/pious

PIOUS parallel file system

Primary LanguageCOtherNOASSERTION

PIOUS

PIOUS (Parallel Input/OUtput System) is a parallel file system I developed long ago for the PVM (Parallel Virtual Machine) cluster computing environment. PVM was widely used for (what we now call) Big Data problems before the days of MPI and Hadoop.

The PIOUS architecture is very similar to that of the Hadoop file system (HDFS). Applications link with the PIOUS library and access files declustered across a set of PIOUS data servers (PDS). The PIOUS service coordinator (PSC) supports coordination and metadata operations but is not on the data path.

While the PIOUS architecture is similar to HDFS the feature set is of course different. PIOUS focuses on multi-dimensional files and light-weight concurrency control to support parallel file access.

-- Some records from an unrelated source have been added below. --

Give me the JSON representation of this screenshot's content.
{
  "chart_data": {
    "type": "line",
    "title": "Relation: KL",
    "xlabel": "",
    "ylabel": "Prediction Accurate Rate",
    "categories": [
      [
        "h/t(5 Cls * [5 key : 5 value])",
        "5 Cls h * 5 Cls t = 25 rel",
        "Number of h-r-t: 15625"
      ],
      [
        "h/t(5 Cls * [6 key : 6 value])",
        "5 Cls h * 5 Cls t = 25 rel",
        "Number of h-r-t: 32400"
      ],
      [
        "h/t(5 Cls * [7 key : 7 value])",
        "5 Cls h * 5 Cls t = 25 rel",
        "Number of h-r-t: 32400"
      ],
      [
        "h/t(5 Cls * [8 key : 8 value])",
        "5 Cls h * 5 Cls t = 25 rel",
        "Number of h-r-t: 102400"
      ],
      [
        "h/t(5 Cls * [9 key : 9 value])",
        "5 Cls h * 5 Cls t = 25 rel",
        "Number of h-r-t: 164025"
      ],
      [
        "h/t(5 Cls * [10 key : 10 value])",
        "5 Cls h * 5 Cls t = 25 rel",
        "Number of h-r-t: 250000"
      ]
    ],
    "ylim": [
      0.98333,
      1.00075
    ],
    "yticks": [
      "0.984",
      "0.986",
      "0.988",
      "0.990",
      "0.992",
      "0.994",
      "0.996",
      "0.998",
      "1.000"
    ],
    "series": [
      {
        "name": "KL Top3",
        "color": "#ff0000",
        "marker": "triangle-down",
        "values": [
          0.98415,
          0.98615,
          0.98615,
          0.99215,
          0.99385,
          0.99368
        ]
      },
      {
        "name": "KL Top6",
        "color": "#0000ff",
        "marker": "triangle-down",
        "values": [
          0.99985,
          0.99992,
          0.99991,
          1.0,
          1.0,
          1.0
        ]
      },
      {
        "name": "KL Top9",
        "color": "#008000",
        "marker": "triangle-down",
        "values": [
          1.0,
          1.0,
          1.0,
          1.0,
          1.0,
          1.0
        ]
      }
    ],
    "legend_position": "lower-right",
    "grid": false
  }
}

PIOUS is also written in C whereas HDFS is in Java.

So why am I putting this code out on GitHub when PVM is no longer widely used? Good question.

Mainly because PIOUS has minimal dependence on PVM and can be trivially ported to other environments. All PVM dependencies are isolated to a single file: src/pdce/pdce.c (and related .h files in that directory).

So if someone is looking for HDFS-like functionality but in C rather than Java, it will be a lot easier to port PIOUS and use it as a starting point versus starting from scratch.

I confirmed that both PIOUS and PVM still build, run, and pass tests on recent Linux systems. Complete instructions for doing so can be found in doc/piousUG1.2.pdf.